As a young child, Dale Pollak was told he was going nowhere. Until his vision loss was diagnosed in the fourth grade, his teachers thought he was slow, and told him he had no chance of making anything of himself. “Before they knew I had a vision problem, I was dubbed the dumbest kid in the class,” says Dale. “As a young child, I internalized that, which was my biggest problem. I was convinced that I couldn’t learn, because I was stupid.”
But his fourth and fifth grade teacher, Eloise Gentry, would not let him fail. “She was tough and refused to let me believe I was incapable of learning,” says Dale. He credits her with turning his life around.
At about the same time, Dale was diagnosed with Stargardt disease. And though vision loss from the disease explained his difficulties with learning, his ophthalmologist told his mother that he wouldn’t be able to go to school with normal kids and would never go to college.
But Dale adapted and persevered. He began to sit on the floor in front of the blackboard so he could see what his teachers were writing. In middle school, he used a magnifying glass to take tests. And though there was a stigma with being the kid who needed special accommodations to learn, Dale would not be denied the opportunity to succeed.
He went on to graduate from high school in Gary, Indiana, and earned a bachelor’s degree in business from Indiana University.
Dale kept being driven by ambition, or as he calls it, the fear of failure. He entered law school at DePaul University. While all the other law students had stacks of papers and books on their classroom desks, Dale sat with only a tape recorder. Without knowing at first that Dale had a vision problem, the professor looked at Dale’s lone recorder and said to him, “You must be pretty confident.” And though Dale was anything but overconfident, he went on to graduate number one in his class.
After law school, Dale worked in his father’s car business, and together they bought a dealership in Chicago. But it was the 1990s, and online and Internet communications were booming. Dale saw a great business opportunity in bringing inventory, service, and transaction data online, and developed a company that he says, “became the plumbing for dealership data communications across the country.” His business was enormously successful.
Dale sold that company and got into a new venture; he led the development of a sophisticated and powerful used car sales management system — an application that aggregated used car information from across the country. Perhaps Dale was a little ahead of his time, because the system did not initially attract the interest of car dealers. “I told my wife, Nancy, that I had made the biggest mistake of my life.” But in time, the business, known as vAuto, took off and continues to thrive.
Dale took what he learned as an auto market innovator and wrote a best-selling book, Velocity, which has reached as high as number five in reference sales on Amazon.com. About Velocity, one reviewer wrote, “Many business books shoot for — but few actually achieve — such fine balance of the familiar and the profound. Velocity is an easy read, full of personal and funny anecdotes, yet every chapter delivers new insights that will blow you away.”

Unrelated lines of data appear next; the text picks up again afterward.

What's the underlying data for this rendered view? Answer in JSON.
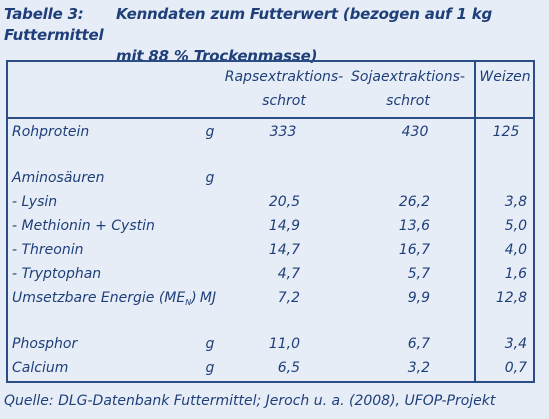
{
  "caption": {
    "label": "Tabelle 3:",
    "title_line1": "Kenndaten zum Futterwert (bezogen auf 1 kg Futtermittel",
    "title_line2": "mit 88 % Trockenmasse)"
  },
  "columns": {
    "col1_line1": "Rapsextraktions-",
    "col1_line2": "schrot",
    "col2_line1": "Sojaextraktions-",
    "col2_line2": "schrot",
    "col3": "Weizen"
  },
  "rows": {
    "rohprotein": {
      "name": "Rohprotein",
      "unit": "g",
      "v1": "333",
      "v2": "430",
      "v3": "125"
    },
    "aminosaeuren": {
      "name": "Aminosäuren",
      "unit": "g"
    },
    "lysin": {
      "name": "- Lysin",
      "v1": "20,5",
      "v2": "26,2",
      "v3": "3,8"
    },
    "methionin": {
      "name": "- Methionin + Cystin",
      "v1": "14,9",
      "v2": "13,6",
      "v3": "5,0"
    },
    "threonin": {
      "name": "- Threonin",
      "v1": "14,7",
      "v2": "16,7",
      "v3": "4,0"
    },
    "tryptophan": {
      "name": "- Tryptophan",
      "v1": "4,7",
      "v2": "5,7",
      "v3": "1,6"
    },
    "energie": {
      "name_main": "Umsetzbare Energie (ME",
      "name_sub": "N",
      "name_close": ")",
      "unit": "MJ",
      "v1": "7,2",
      "v2": "9,9",
      "v3": "12,8"
    },
    "phosphor": {
      "name": "Phosphor",
      "unit": "g",
      "v1": "11,0",
      "v2": "6,7",
      "v3": "3,4"
    },
    "calcium": {
      "name": "Calcium",
      "unit": "g",
      "v1": "6,5",
      "v2": "3,2",
      "v3": "0,7"
    }
  },
  "source": "Quelle: DLG-Datenbank Futtermittel; Jeroch u. a. (2008), UFOP-Projekt"
}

While Dale has focused his energies on the car business, his wife has taken a highly active and determined role in the fight against blindness. Nancy recalls, “I wanted to volunteer my time to a cause that was meaningful, and my search led me to a link for a VisionWalk organizational meeting in Chicago.” She was on the Walk committee in 2006, served as co- chair in 2007, and was chair in 2008. Nancy also served on the Chicago Chapter Board for two years. She created and co- chaired a local tennis event in her community to, in part, benefit FFB. And, she served on the 2008 Chicago Visions Ball committee.
Nancy says, “I have had such a positive experience with FFB that I remain committed to helping anyway that I can. I am motivated by the fact that my efforts might some day help someone see again…and of course it would be great if that person were Dale.”